Hierarchical clustering builds a hierarchy of clusters using a tree-like structure called a dendrogram. It operates in two modes. In our project, we applied agglpmeratice mode, that is each data point starts clustered, then data points’ branches merge base on linkage method in this case until all points form a singlr cluster.
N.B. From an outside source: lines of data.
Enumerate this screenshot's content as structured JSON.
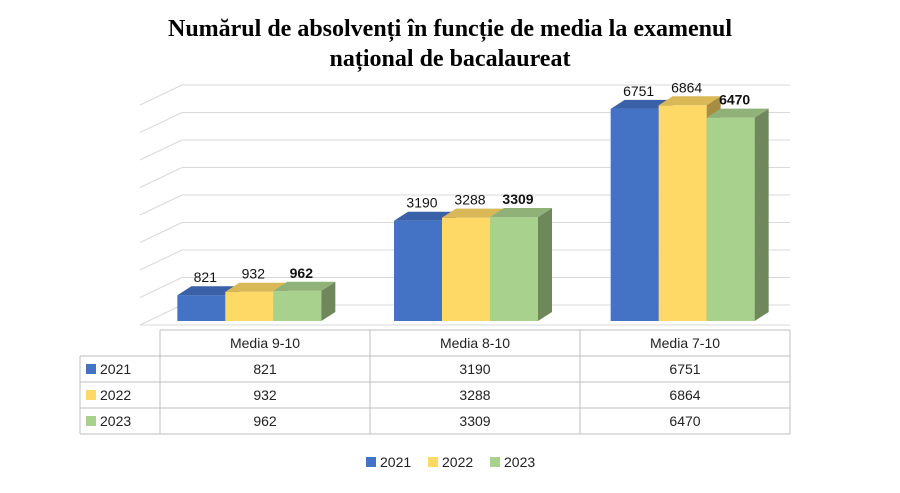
{
  "chart_data": {
    "type": "bar",
    "title": "Numărul de absolvenți în funcție de media la examenul național de bacalaureat",
    "title_lines": [
      "Numărul de absolvenți în funcție de media la examenul",
      "național de bacalaureat"
    ],
    "categories": [
      "Media 9-10",
      "Media 8-10",
      "Media 7-10"
    ],
    "series": [
      {
        "name": "2021",
        "values": [
          821,
          3190,
          6751
        ],
        "color": "#4472C4"
      },
      {
        "name": "2022",
        "values": [
          932,
          3288,
          6864
        ],
        "color": "#FFD966"
      },
      {
        "name": "2023",
        "values": [
          962,
          3309,
          6470
        ],
        "color": "#A9D18E"
      }
    ],
    "bold_series": "2023",
    "ylim": [
      0,
      7000
    ],
    "grid": true,
    "style": "3d-clustered-column",
    "data_table": true,
    "legend_position": "bottom"
  }
}
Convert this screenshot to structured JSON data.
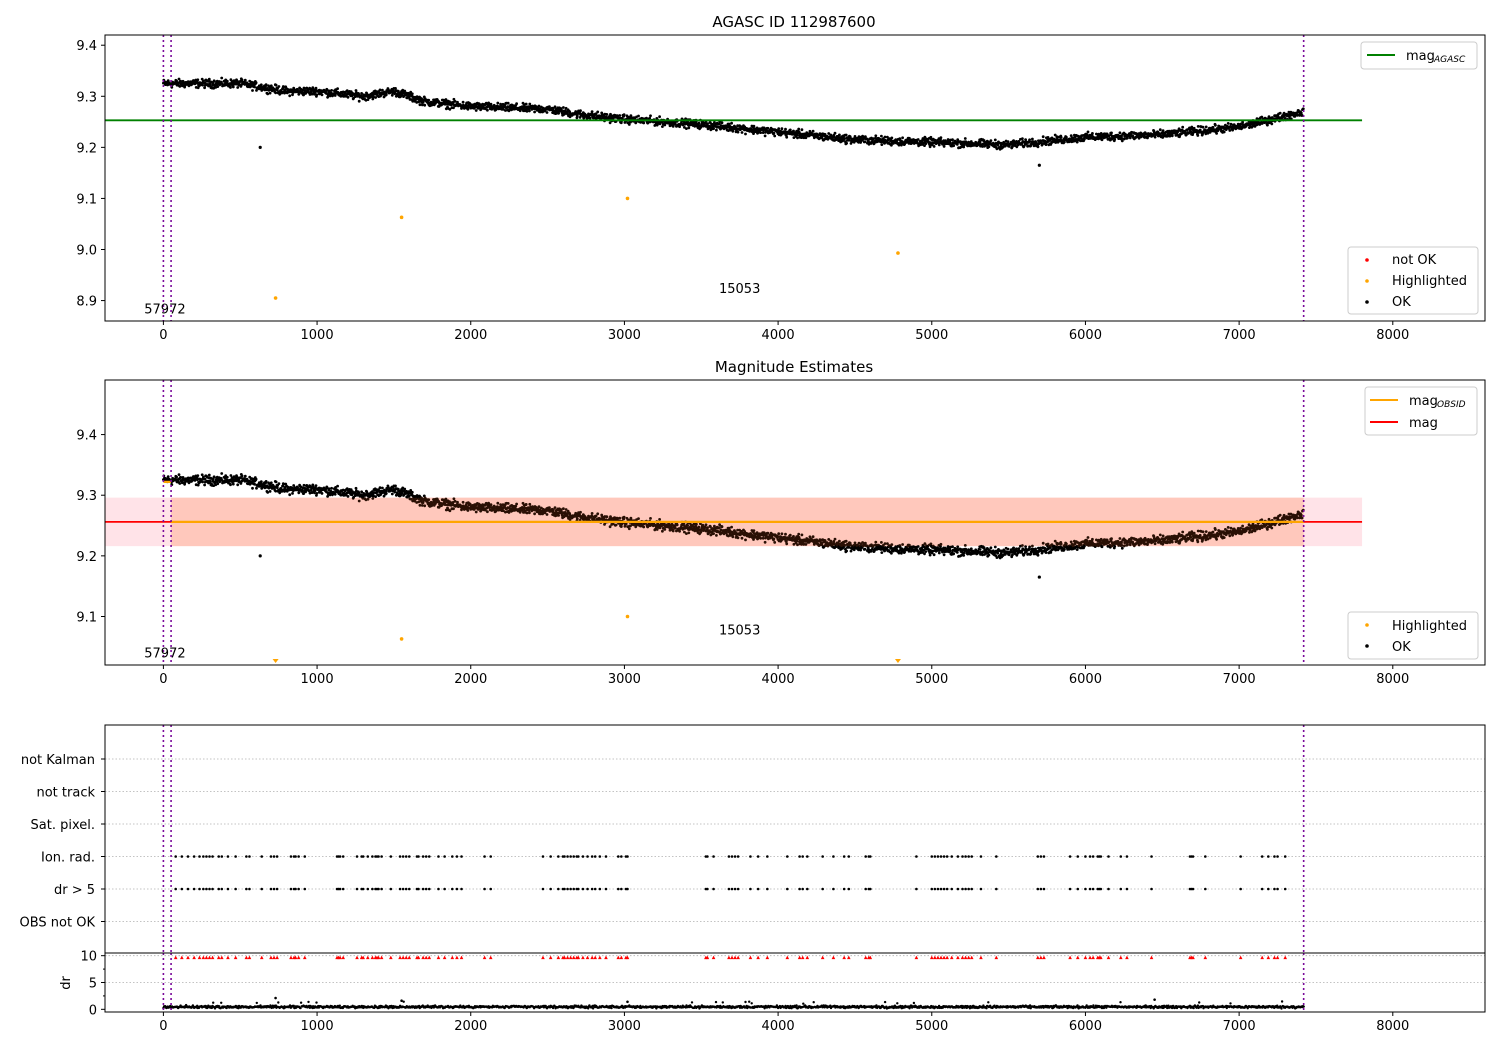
{
  "figure_title": "AGASC ID 112987600",
  "chart_data": [
    {
      "id": "p1",
      "type": "scatter",
      "title": "AGASC ID 112987600",
      "xlim": [
        -380,
        8600
      ],
      "ylim": [
        8.86,
        9.42
      ],
      "xticks": [
        0,
        1000,
        2000,
        3000,
        4000,
        5000,
        6000,
        7000,
        8000
      ],
      "yticks": [
        8.9,
        9.0,
        9.1,
        9.2,
        9.3,
        9.4
      ],
      "ytick_labels": [
        "8.9",
        "9.0",
        "9.1",
        "9.2",
        "9.3",
        "9.4"
      ],
      "trend": [
        [
          0,
          9.325
        ],
        [
          200,
          9.325
        ],
        [
          500,
          9.325
        ],
        [
          800,
          9.31
        ],
        [
          1000,
          9.31
        ],
        [
          1300,
          9.3
        ],
        [
          1500,
          9.31
        ],
        [
          1700,
          9.29
        ],
        [
          2000,
          9.28
        ],
        [
          2500,
          9.275
        ],
        [
          2700,
          9.265
        ],
        [
          3000,
          9.255
        ],
        [
          3500,
          9.245
        ],
        [
          4000,
          9.23
        ],
        [
          4500,
          9.215
        ],
        [
          5000,
          9.21
        ],
        [
          5500,
          9.205
        ],
        [
          6000,
          9.22
        ],
        [
          6500,
          9.225
        ],
        [
          7000,
          9.24
        ],
        [
          7420,
          9.27
        ]
      ],
      "ok_noise": 0.012,
      "ok_outliers": [
        {
          "x": 630,
          "y": 9.2
        },
        {
          "x": 5700,
          "y": 9.165
        }
      ],
      "highlighted": [
        {
          "x": 730,
          "y": 8.905
        },
        {
          "x": 1550,
          "y": 9.063
        },
        {
          "x": 3020,
          "y": 9.1
        },
        {
          "x": 4780,
          "y": 8.993
        }
      ],
      "hlines": [
        {
          "label": "mag_AGASC",
          "y": 9.253,
          "x0": -380,
          "x1": 7800,
          "color": "#008000"
        }
      ],
      "vlines": [
        0,
        50,
        7420
      ],
      "annotations": [
        {
          "text": "57972",
          "x": 10,
          "y": 8.875
        },
        {
          "text": "15053",
          "x": 3750,
          "y": 8.915
        }
      ],
      "legend_top": [
        {
          "label": "mag",
          "sub": "AGASC",
          "color": "#008000"
        }
      ],
      "legend_bottom": [
        {
          "label": "not OK",
          "color": "#ff0000"
        },
        {
          "label": "Highlighted",
          "color": "#ffa500"
        },
        {
          "label": "OK",
          "color": "#000000"
        }
      ]
    },
    {
      "id": "p2",
      "type": "scatter",
      "title": "Magnitude Estimates",
      "xlim": [
        -380,
        8600
      ],
      "ylim": [
        9.02,
        9.49
      ],
      "xticks": [
        0,
        1000,
        2000,
        3000,
        4000,
        5000,
        6000,
        7000,
        8000
      ],
      "yticks": [
        9.1,
        9.2,
        9.3,
        9.4
      ],
      "ytick_labels": [
        "9.1",
        "9.2",
        "9.3",
        "9.4"
      ],
      "ok_outliers": [
        {
          "x": 630,
          "y": 9.2
        },
        {
          "x": 5700,
          "y": 9.165
        }
      ],
      "highlighted": [
        {
          "x": 1550,
          "y": 9.063
        },
        {
          "x": 3020,
          "y": 9.1
        }
      ],
      "clipped_highlighted_x": [
        730,
        4780
      ],
      "band_pink": {
        "y0": 9.216,
        "y1": 9.296,
        "x0": -380,
        "x1": 7800
      },
      "band_orange": {
        "y0": 9.216,
        "y1": 9.296,
        "x0": 50,
        "x1": 7420
      },
      "mag_line": {
        "y": 9.256,
        "x0": -380,
        "x1": 7800,
        "color": "#ff0000"
      },
      "mag_obsid_segments": [
        {
          "x0": 0,
          "x1": 50,
          "y": 9.322
        },
        {
          "x0": 50,
          "x1": 7420,
          "y": 9.256
        }
      ],
      "vlines": [
        0,
        50,
        7420
      ],
      "annotations": [
        {
          "text": "57972",
          "x": 10,
          "y": 9.032
        },
        {
          "text": "15053",
          "x": 3750,
          "y": 9.07
        }
      ],
      "legend_top": [
        {
          "label": "mag",
          "sub": "OBSID",
          "color": "#ffa500"
        },
        {
          "label": "mag",
          "sub": "",
          "color": "#ff0000"
        }
      ],
      "legend_bottom": [
        {
          "label": "Highlighted",
          "color": "#ffa500"
        },
        {
          "label": "OK",
          "color": "#000000"
        }
      ]
    },
    {
      "id": "p3",
      "type": "flags",
      "xlim": [
        -380,
        8600
      ],
      "categories": [
        "not Kalman",
        "not track",
        "Sat. pixel.",
        "Ion. rad.",
        "dr > 5",
        "OBS not OK"
      ],
      "flag_x": [
        80,
        120,
        160,
        200,
        235,
        260,
        280,
        300,
        320,
        360,
        380,
        420,
        470,
        540,
        560,
        640,
        700,
        720,
        740,
        830,
        850,
        860,
        880,
        920,
        1130,
        1140,
        1150,
        1170,
        1260,
        1290,
        1300,
        1330,
        1360,
        1380,
        1390,
        1400,
        1420,
        1480,
        1540,
        1560,
        1580,
        1600,
        1650,
        1660,
        1690,
        1710,
        1730,
        1790,
        1830,
        1880,
        1910,
        1940,
        2090,
        2130,
        2470,
        2520,
        2570,
        2600,
        2610,
        2630,
        2650,
        2670,
        2690,
        2700,
        2730,
        2760,
        2790,
        2810,
        2840,
        2880,
        2960,
        2980,
        3010,
        3020,
        3530,
        3540,
        3580,
        3680,
        3700,
        3720,
        3740,
        3820,
        3870,
        3930,
        4060,
        4140,
        4160,
        4190,
        4290,
        4360,
        4430,
        4460,
        4570,
        4590,
        4600,
        4900,
        5000,
        5020,
        5040,
        5060,
        5080,
        5100,
        5130,
        5170,
        5200,
        5220,
        5240,
        5260,
        5320,
        5420,
        5690,
        5710,
        5730,
        5900,
        5950,
        6000,
        6030,
        6050,
        6080,
        6090,
        6100,
        6150,
        6230,
        6270,
        6430,
        6680,
        6690,
        6700,
        6780,
        7010,
        7150,
        7190,
        7230,
        7250,
        7300
      ],
      "flag_rows": [
        "Ion. rad.",
        "dr > 5"
      ],
      "vlines": [
        0,
        50,
        7420
      ]
    },
    {
      "id": "p4",
      "type": "scatter",
      "ylabel": "dr",
      "xlim": [
        -380,
        8600
      ],
      "ylim": [
        -0.5,
        10.5
      ],
      "xticks": [
        0,
        1000,
        2000,
        3000,
        4000,
        5000,
        6000,
        7000,
        8000
      ],
      "yticks": [
        0,
        5,
        10
      ],
      "ytick_labels": [
        "0",
        "5",
        "10"
      ],
      "dr_base": 0.45,
      "dr_spikes": [
        {
          "x": 730,
          "y": 2.1
        },
        {
          "x": 1550,
          "y": 1.6
        },
        {
          "x": 3020,
          "y": 1.4
        },
        {
          "x": 6450,
          "y": 1.8
        }
      ],
      "clipped_flag_x_ref": "p3.flag_x",
      "vlines": [
        0,
        50,
        7420
      ]
    }
  ]
}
It’s a bottom-up process.

There is also a top-down method which we didn’t use in our project, that is start with a large cluster then split step by step.

agg_cluster = AgglomerativeClustering(n_clusters=5, linkage='ward')
labels = agg_cluster.fit_predict(X)

labels_series = pd.Series(labels)
labels_series.value_counts()
0    2014
2     559
1     184
3      41
4       9
Name: count, dtype: int64
plt.subplots(nrows = 1, ncols = 2, figsize = (20, 5))
plt.subplot(1, 2, 1)
plt.scatter(X.iloc[:, 0], X.iloc[:, 1], c=labels, cmap='rainbow', s=50)
plt.title("Agglomerative Clustering Results")
plt.grid()

plt.subplot(1, 2, 2)
dendrogram(linkage(X, method='ward'))
plt.title("Dendrogram")
Text(0.5, 1.0, 'Dendrogram')

Lastly, we applied the categorical and numerical data to hierarchical clustering. The clustering result presented in the scatter plot actually perform well, only the result is not quite balanced in the 5 cluster.

We also drew a denfrogram with the same data. The plot shows that the data is clustered into 2 parts.

Conclusion

According to all dimentionality reduction parts and clustering parts, we can conclude that for our text data, TFIDF vectorization works a bit better than BERT embedding, t-SNE works better than PCA in visualization, KMeans method works well but definitely not DBSCAN. For other categorical data and numerical data, t-SNE works well in dimentionality reduction and hierarchical clusters well.

In conclusion to our topic, as we assumed at the beginning, the product category doesn’t seem to have close relationship with users’ actual complaint content, or one of another assumption is that the product categories are too similar to each other and don’t have much difference, which may also misleading the users when submitting their complaint. The product category can’t categorize the complaints properly.

Base on our model results, we can see that there are different ways we can apply to form better categorization in order to enhance the efficiency of complaint handling. We now have the clusters, for further research, maybe we can dive into each clusters to specify each cluster’s topic.